[...]
Já que o espírito do homem, infelizmente,
perdeu os sentimentos das delícias interiores, dissipou-se nas exteriores,
esforçando-se para reter, ao menos pelos sentidos corporais, que são os mais
baixos e mais grosseiros de suas potências, aquele prazer celeste que o
abandonou, ou de recompensar a perda do prazer celeste com outros prazeres. [...]
E assim este movimento desordenado forma nuvens em nosso espírito, não nos
capacitando a julgar senão de modo incerto, já que é a necessidade que temos de
nossos sentidos que nos conduz ou o encantamento enganador da volúpia que nos
arrasta. A alma que é carnal se favorece nesta incerteza, a fim de que
satisfaça a paixão pelo prazer somente sob a aparência especial da necessidade.
[...]
É a esta curiosidade sempre inquieta, que
foi chamada por este nome devido ao vão desejo que ela tem de saber, que dissimulamos
com o nome de ciência. [...] [A] volúpia carnal não tem por fim senão as
coisas agradáveis, ao passo que a curiosidade encaminha-se na direção
daquelas que não o são, comprazendo-se em procurar, experimentar e conhecer
tudo aquilo que ignora. [...] Disto veio o circo, o anfiteatro e toda a
vaidade das tragédias e comédias; disto veio a investigação dos segredos da
natureza, que não nos dizem respeito de modo algum, que é inútil de conhecer e
que os homens só os querem saber unicamente para sabê-los.

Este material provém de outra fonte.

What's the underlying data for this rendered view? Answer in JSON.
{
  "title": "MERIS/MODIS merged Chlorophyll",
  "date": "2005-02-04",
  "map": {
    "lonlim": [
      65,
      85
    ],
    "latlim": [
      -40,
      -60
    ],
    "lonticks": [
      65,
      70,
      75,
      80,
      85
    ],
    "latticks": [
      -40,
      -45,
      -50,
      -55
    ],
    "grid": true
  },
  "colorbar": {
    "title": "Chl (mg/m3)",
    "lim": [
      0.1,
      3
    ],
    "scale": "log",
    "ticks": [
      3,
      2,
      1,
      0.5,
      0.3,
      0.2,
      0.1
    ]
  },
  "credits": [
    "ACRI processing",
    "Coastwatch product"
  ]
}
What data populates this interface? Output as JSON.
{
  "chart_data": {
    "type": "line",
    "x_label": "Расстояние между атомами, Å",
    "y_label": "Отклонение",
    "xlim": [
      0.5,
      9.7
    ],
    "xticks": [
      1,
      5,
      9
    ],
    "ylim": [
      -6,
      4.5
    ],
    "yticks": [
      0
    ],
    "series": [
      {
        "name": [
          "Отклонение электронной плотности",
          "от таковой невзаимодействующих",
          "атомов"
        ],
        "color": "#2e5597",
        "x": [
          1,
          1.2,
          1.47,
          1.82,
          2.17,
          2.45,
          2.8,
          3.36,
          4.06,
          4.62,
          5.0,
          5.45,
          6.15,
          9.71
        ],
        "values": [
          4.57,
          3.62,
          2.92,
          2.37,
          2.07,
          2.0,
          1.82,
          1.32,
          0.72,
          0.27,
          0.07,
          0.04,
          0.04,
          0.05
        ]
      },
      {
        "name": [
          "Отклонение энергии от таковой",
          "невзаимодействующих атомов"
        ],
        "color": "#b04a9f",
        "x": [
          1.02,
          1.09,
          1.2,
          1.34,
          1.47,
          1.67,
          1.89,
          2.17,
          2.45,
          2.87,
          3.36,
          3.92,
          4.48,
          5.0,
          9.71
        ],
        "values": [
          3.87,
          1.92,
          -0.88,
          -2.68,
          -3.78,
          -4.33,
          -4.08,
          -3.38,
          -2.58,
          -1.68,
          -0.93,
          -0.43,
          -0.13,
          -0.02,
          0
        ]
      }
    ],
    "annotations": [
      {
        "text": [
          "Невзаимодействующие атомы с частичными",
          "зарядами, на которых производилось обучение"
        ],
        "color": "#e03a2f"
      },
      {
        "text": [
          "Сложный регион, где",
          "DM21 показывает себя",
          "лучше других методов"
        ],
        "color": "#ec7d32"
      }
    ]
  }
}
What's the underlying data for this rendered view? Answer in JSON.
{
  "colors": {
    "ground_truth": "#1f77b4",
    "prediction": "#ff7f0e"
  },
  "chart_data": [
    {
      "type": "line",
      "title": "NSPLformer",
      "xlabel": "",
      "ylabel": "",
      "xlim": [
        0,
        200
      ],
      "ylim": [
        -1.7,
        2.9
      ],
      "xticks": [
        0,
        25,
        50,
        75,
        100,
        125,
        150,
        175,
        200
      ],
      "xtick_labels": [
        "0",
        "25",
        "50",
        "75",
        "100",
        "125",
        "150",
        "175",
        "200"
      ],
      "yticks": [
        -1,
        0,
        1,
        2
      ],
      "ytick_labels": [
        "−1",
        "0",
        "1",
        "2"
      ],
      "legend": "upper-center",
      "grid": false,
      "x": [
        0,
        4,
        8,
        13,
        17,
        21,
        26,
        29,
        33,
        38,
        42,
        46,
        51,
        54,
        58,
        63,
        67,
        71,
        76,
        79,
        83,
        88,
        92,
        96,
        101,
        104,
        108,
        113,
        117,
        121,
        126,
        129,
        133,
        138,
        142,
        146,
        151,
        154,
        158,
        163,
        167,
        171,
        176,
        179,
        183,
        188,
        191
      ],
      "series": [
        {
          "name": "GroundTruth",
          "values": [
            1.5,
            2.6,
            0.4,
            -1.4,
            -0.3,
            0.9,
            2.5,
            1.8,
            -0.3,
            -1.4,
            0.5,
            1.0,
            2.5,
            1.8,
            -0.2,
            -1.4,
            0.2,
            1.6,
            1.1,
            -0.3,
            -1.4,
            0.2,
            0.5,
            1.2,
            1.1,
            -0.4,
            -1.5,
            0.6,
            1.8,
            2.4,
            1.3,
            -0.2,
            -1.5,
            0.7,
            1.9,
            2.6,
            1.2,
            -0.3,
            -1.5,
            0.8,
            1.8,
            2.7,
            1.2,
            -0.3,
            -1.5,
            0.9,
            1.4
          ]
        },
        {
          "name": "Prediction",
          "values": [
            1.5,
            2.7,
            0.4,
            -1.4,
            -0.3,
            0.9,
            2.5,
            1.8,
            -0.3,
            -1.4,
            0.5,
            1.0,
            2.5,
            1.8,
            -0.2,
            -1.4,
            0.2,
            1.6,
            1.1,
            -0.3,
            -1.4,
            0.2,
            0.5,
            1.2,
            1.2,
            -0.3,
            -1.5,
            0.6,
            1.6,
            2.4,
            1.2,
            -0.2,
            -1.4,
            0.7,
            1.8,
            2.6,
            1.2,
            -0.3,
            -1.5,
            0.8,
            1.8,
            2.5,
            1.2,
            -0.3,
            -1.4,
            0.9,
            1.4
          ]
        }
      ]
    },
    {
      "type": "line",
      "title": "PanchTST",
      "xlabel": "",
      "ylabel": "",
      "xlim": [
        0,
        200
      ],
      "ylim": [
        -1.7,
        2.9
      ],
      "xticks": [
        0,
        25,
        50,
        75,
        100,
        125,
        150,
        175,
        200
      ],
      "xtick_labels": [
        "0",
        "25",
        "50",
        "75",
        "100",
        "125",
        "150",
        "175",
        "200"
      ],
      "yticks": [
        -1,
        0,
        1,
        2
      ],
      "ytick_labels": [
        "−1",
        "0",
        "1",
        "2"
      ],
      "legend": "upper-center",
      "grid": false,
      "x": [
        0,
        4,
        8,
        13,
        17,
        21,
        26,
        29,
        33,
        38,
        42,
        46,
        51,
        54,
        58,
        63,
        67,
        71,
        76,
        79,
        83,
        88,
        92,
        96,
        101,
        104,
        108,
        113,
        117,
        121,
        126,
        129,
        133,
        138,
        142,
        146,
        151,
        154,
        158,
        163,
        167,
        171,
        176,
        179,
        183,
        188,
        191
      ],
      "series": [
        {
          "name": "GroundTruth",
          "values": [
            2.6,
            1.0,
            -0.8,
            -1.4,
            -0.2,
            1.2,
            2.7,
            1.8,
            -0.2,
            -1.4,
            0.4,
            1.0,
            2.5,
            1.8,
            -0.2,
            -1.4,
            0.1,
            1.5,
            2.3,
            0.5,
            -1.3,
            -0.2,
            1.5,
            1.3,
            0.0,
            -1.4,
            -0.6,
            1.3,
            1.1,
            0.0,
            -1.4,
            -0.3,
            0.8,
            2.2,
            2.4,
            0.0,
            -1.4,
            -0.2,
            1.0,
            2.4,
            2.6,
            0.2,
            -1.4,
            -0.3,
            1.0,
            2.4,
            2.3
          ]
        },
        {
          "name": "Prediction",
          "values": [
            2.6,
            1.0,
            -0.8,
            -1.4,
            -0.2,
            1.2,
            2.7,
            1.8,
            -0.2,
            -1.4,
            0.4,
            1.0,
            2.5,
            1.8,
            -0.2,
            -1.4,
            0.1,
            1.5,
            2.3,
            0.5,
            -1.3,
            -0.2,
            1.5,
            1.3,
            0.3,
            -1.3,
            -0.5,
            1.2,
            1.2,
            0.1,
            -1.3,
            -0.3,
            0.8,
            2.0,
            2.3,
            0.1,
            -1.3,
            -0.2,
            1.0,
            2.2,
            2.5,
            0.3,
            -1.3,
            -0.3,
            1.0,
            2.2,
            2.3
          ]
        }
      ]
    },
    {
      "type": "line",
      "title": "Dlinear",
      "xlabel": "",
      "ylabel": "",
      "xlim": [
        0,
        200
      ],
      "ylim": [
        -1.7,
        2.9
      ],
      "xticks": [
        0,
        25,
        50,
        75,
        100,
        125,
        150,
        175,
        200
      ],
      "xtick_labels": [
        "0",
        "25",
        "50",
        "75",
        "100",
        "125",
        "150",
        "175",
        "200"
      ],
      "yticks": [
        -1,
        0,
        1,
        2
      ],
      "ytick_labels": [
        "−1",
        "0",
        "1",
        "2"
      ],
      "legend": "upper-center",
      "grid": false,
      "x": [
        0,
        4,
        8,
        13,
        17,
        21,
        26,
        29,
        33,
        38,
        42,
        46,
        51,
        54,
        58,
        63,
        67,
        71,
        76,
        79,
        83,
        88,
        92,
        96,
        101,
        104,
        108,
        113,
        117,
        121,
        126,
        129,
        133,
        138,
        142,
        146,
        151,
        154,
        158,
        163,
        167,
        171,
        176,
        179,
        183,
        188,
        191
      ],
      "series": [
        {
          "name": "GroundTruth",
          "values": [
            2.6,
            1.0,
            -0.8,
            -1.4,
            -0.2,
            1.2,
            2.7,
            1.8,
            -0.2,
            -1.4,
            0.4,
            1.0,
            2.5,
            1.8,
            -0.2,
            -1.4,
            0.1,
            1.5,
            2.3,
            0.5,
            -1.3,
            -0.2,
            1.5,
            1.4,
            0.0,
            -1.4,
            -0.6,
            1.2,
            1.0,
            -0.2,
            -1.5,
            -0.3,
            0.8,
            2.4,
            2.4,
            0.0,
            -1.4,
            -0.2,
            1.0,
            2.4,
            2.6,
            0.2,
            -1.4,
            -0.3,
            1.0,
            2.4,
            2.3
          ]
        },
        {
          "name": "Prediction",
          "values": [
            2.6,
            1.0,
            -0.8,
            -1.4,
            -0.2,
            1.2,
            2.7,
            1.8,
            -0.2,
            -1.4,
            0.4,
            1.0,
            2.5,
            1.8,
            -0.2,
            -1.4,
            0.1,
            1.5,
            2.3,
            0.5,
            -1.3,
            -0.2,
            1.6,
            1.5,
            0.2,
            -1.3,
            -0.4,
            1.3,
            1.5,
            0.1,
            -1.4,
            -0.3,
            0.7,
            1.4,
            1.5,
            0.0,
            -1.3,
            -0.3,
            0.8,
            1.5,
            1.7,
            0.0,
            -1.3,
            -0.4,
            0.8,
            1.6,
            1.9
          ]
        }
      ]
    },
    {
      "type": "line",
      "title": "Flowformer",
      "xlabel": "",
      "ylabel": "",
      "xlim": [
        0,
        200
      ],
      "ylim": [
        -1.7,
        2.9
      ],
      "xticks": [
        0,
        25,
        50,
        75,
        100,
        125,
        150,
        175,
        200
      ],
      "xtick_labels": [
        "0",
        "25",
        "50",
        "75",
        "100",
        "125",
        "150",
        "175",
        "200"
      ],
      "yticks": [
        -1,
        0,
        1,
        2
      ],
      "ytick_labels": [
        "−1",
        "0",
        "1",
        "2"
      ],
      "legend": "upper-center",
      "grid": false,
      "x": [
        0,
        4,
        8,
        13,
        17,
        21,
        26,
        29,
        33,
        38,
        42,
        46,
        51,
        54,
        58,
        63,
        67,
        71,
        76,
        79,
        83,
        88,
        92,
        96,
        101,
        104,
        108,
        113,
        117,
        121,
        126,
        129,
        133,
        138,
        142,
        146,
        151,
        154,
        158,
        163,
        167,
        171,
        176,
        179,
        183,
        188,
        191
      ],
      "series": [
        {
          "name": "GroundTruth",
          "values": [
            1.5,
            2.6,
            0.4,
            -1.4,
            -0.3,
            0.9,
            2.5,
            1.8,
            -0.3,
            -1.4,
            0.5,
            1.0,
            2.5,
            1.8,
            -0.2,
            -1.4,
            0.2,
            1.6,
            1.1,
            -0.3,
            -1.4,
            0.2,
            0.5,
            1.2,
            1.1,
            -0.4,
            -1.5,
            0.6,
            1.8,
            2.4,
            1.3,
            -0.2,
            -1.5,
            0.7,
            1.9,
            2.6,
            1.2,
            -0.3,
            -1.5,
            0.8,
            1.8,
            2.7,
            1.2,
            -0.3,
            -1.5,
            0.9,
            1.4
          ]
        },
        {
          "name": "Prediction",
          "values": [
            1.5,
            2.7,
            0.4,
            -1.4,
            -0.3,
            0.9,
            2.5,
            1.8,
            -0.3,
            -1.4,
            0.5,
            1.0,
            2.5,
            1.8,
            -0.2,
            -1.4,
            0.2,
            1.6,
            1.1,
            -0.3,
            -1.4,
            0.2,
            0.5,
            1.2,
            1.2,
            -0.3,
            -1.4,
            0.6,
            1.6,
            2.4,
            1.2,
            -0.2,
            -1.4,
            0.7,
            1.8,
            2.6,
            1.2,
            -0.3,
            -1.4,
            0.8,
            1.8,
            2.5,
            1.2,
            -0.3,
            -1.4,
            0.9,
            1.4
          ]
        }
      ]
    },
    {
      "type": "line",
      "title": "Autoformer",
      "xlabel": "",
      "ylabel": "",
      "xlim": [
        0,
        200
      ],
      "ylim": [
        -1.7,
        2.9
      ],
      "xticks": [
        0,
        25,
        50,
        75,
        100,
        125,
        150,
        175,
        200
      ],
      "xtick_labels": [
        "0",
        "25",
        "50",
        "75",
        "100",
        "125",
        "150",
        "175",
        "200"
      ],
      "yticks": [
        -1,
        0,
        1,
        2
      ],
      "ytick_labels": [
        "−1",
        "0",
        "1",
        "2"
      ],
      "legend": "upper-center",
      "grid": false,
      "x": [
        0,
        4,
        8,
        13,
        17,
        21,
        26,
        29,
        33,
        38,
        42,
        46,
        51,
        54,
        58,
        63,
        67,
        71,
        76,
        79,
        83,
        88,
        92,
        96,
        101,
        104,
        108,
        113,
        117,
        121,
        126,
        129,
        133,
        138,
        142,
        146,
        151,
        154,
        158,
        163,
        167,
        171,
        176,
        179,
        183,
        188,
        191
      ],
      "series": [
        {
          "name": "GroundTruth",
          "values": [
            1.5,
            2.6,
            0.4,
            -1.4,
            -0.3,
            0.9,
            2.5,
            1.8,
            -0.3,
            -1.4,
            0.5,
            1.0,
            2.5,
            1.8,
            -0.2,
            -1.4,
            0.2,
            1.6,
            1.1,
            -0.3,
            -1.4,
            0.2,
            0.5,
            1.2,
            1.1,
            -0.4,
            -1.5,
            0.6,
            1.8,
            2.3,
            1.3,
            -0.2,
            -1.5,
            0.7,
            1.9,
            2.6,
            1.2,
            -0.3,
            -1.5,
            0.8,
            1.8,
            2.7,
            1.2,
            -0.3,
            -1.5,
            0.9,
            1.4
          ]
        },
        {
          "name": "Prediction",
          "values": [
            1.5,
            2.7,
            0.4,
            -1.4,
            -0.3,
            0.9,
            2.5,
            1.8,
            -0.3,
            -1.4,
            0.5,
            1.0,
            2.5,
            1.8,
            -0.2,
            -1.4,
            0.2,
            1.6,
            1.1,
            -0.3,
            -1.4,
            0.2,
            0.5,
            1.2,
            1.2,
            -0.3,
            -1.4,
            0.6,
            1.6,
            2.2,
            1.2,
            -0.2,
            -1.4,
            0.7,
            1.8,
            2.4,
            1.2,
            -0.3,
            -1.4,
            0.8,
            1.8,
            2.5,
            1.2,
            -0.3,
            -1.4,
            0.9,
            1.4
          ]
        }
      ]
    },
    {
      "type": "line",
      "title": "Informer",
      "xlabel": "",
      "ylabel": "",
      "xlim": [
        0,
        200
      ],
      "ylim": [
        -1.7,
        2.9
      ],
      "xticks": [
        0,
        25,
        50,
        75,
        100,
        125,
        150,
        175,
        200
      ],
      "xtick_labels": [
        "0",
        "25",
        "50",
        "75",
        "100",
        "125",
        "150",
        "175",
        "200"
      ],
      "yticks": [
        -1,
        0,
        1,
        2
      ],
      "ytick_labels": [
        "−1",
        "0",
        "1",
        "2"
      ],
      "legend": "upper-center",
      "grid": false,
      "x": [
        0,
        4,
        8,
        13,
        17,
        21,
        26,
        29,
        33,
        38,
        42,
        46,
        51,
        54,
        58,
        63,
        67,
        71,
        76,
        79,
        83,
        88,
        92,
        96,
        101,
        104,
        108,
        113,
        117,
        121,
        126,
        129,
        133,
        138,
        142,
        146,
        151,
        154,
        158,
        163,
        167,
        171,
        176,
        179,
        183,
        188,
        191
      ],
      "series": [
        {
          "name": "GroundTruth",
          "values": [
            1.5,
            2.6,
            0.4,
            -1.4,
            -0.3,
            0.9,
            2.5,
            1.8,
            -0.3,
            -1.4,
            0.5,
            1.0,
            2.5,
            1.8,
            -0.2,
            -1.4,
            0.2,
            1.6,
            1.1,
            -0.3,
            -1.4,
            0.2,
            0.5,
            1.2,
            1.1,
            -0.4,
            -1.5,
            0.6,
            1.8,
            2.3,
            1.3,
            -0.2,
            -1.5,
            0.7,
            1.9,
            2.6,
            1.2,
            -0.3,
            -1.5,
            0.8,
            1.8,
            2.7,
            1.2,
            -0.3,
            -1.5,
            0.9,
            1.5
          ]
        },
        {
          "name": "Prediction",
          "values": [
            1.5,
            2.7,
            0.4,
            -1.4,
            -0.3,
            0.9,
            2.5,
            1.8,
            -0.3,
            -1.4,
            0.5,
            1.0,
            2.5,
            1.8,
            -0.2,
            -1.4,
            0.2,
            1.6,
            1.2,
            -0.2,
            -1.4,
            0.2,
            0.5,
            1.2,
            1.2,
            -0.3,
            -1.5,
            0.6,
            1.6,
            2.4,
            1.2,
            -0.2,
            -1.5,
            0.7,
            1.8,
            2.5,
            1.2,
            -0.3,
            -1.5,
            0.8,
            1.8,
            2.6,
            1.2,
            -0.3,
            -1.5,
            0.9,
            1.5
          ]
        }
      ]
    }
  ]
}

Disto veio aquela
execrável curiosidade da arte mágica, da qual provêm aqueles movimentos de
tentar Deus dentro da religião cristã, com os quais o diabo inspira os homens,
levando, mesmo as pessoas santas, a solicitar de Deus milagres somente pelo
desejo de vê-los e não pela utilidade que deles deve nascer.
[...]
[O orgulho] acontece pelo fato de o homem comprazer-se
em triunfar antes do tempo, com se a tivesse vencido plenamente, ao passo
que não há nada que possa dissipar suas últimas sombras senão a luz do dia da
eternidade. [...] A razão [do orgulho ser o último vício que a alma vence]
é que há um desejo de independência gravado no fundo da alma e escondido nos
recônditos mais ocultos da vontade, pelo qual ela se compraz de só existir
para si e não estar submetida a nenhum outro, nem mesmo a Deus. [...] Sendo
visível que [o homem] não desejou outra coisa ao pecar exceto não ser mais
dominado por ninguém, já que a única proibição de Deus, que tinha a dominação
sobre ele, devia impedi-lo de cometer o crime que cometeu. [...] E assim como
os romanos quiseram libertar sua pátria, isto é, libertarem-se de si mesmos da
dominação de seus primeiros reis e, em seguida, tornarem-se senhores de outros
povos, não considerando ser nada tão vergonhoso quanto obedecer nem tão
glorioso quanto comandar, do mesmo modo todos os homens em geral, tendo
sacudido o jugo desta verdade e deta vontade onipotente, comprazem-se
inicialmente de serem senhores de si mesmos e cada um deles deseja em seguida,
se possível, ser o único senhor de todos. [...] É por isso também que Deus
permite àqueles que se esforçam para servi-lo humildemente que não tenham
sempre o poder de executar, fazer ou cumprir uma boa obra, porém,
encontrando-se tanto na luz quanto nas trevas, no prazer ou no desgosto, no
ardor ou no resfriamento, saibam que o conhecimento e a força que eles têm nas
ações virtuosas não são um efeito de seu próprio poder, mas um dom da
liberalidade de Deus, e que pela vicissitude perturbadora e pela calma do
espírito eles se curem da doença da vã glória. [...]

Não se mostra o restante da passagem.